C’était toujours la même chose On s’arrêtait devant une guinguette à fritures, à proximité d’une fête de pays, bien bruyante, bien courue, car il fallait un public à Delobelle, qui s’en allait, bercé par sa chimère, vêtu de gris, guêtré de gris, un petit chapeau sur l’oreille, un pardessus clair sur le bras, se figurant que le théâtre représentait une campagne des environs de Paris et qu’il jouait un Parisien en villégiature.

Quant à M. Chèbe, qui se vantait d’aimer la nature comme feu Jean-Jacques, il ne la comprenait qu’avec des tirs aux macarons, des chevaux de bois, des courses en sac, beaucoup de poussière et de mirlitons, ce qui était aussi pour madame Chèbe l’idéal de la vie champêtre.

Sidonie en avait un autre, elle ; et ces dimanches parisiens, promenés bruyamment dans des rues de villages, lui causaient une immense tristesse. Son seul plaisir en ces cohues était de se sentir regardée. N’importe quelle admiration de rustre, exprimée tout haut, naïvement, à côté d’elle, la rendait souriante pour toute la journée, car elle était de celles qui ne dédaignaient aucun compliment.

Quelquefois, laissant les Chèbe et Delobelle dans la fête, Risler s’en allait à travers champs avec son frère et la « petite » chercher des fleurs, des modèles pour ses papiers peints. Frantz, du bout de ses grands bras, abaissait les hautes branches d’aubépine, ou grimpait aux murs d’un parc pour cueillir un feuillage léger aperçu de l’autre côté. Mais c’est au bord de l’eau qu’ils faisaient leurs plus riches moissons.

Il y avait là de ces plantes flexibles aux longues tiges courbées, qui sont d’un si joli effet sur les tentures, de grands roseaux droits, et des volubilis dont la fleur, s’ouvrant tout à coup dans les caprices d’un dessin, semble une figure vivante, quelqu’un qui vous regarde au milieu de l’indécision charmante du feuillage.
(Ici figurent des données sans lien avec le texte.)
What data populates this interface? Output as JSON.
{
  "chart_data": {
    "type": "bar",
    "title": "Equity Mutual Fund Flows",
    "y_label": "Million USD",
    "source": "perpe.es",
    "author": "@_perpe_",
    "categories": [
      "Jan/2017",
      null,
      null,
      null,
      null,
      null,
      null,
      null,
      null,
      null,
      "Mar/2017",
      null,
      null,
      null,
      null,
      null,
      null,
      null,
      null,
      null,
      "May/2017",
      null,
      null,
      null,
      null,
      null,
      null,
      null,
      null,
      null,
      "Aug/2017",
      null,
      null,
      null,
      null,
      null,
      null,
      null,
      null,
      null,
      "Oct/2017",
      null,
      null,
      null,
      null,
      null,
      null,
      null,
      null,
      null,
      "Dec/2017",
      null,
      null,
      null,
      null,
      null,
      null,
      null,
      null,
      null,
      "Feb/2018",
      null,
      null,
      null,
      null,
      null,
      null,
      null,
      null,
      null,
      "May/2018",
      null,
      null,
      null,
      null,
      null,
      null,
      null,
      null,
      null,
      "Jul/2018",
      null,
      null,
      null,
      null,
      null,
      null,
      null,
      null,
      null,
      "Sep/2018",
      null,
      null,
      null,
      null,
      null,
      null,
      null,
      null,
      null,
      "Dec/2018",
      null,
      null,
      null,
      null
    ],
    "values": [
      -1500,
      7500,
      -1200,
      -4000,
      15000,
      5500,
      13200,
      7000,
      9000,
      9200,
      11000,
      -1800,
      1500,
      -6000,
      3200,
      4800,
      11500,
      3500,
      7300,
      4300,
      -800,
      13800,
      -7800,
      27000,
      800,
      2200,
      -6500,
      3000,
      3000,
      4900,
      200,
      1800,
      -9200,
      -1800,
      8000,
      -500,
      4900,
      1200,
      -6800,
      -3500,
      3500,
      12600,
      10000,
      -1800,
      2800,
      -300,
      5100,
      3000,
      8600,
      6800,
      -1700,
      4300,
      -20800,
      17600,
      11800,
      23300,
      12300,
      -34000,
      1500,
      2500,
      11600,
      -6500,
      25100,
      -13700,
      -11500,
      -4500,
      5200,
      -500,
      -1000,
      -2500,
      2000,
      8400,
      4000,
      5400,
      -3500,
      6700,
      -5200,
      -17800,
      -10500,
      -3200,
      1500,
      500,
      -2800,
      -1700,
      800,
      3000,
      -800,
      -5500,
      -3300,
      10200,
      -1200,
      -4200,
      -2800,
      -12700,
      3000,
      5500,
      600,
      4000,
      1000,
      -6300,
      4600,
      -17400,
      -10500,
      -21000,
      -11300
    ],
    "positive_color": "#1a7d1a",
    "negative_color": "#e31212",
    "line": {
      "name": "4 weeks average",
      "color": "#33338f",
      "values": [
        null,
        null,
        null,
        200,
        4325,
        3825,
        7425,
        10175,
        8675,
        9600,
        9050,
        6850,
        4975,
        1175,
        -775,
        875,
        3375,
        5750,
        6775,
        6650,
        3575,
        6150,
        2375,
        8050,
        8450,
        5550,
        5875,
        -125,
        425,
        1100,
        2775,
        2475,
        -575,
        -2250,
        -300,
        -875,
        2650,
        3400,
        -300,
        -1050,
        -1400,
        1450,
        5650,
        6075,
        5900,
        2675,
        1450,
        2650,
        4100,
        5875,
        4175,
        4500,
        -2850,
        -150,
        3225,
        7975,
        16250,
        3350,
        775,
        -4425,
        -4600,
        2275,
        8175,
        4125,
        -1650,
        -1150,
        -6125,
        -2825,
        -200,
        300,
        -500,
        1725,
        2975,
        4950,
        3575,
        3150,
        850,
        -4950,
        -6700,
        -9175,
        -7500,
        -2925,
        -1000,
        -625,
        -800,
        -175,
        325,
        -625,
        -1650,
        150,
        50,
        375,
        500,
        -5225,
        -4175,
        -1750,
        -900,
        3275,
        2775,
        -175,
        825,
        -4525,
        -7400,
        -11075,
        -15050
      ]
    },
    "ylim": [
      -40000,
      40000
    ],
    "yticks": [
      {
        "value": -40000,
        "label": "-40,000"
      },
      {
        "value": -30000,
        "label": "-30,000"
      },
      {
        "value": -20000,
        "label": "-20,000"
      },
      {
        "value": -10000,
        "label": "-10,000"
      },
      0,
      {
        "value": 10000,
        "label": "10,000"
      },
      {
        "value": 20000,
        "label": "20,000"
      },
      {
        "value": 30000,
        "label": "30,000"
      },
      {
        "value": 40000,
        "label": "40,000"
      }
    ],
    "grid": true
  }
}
Risler groupait ses bouquets, les disposait artistement, s’inspirant de la nature même des plantes, essayant de bien comprendre leur allure de vie, insaisissable après qu’une journée de fatigue a passé sur elles.

Puis le bouquet fini, noué d’une herbe large, comme d’un ruban, on le chargeait sur le dos de Frantz, et en route ! Toujours préoccupé de son art, Risler, tout en marchant, cherchait des sujets, des combinaisons :

– Regarde donc, petite… ce brin de muguet avec ses grelots blancs en travers de ces églantines… Hein ! crois-tu ?… sur un fond vert d’eau ou gris de laine, c’est ça qui serait gentil.

Mais Sidonie n’aimait pas plus les muguets que les églantines. Les fleurs des champs lui faisaient l’effet de fleurs de pauvres, quelque chose dans le goût de sa robe lilas.

Elle se rappelait en avoir vu d’autres chez M. Gardinois, au château de Savigny, dans les serres, sur les balustres, tout autour de la cour sablée bordée de grands vases.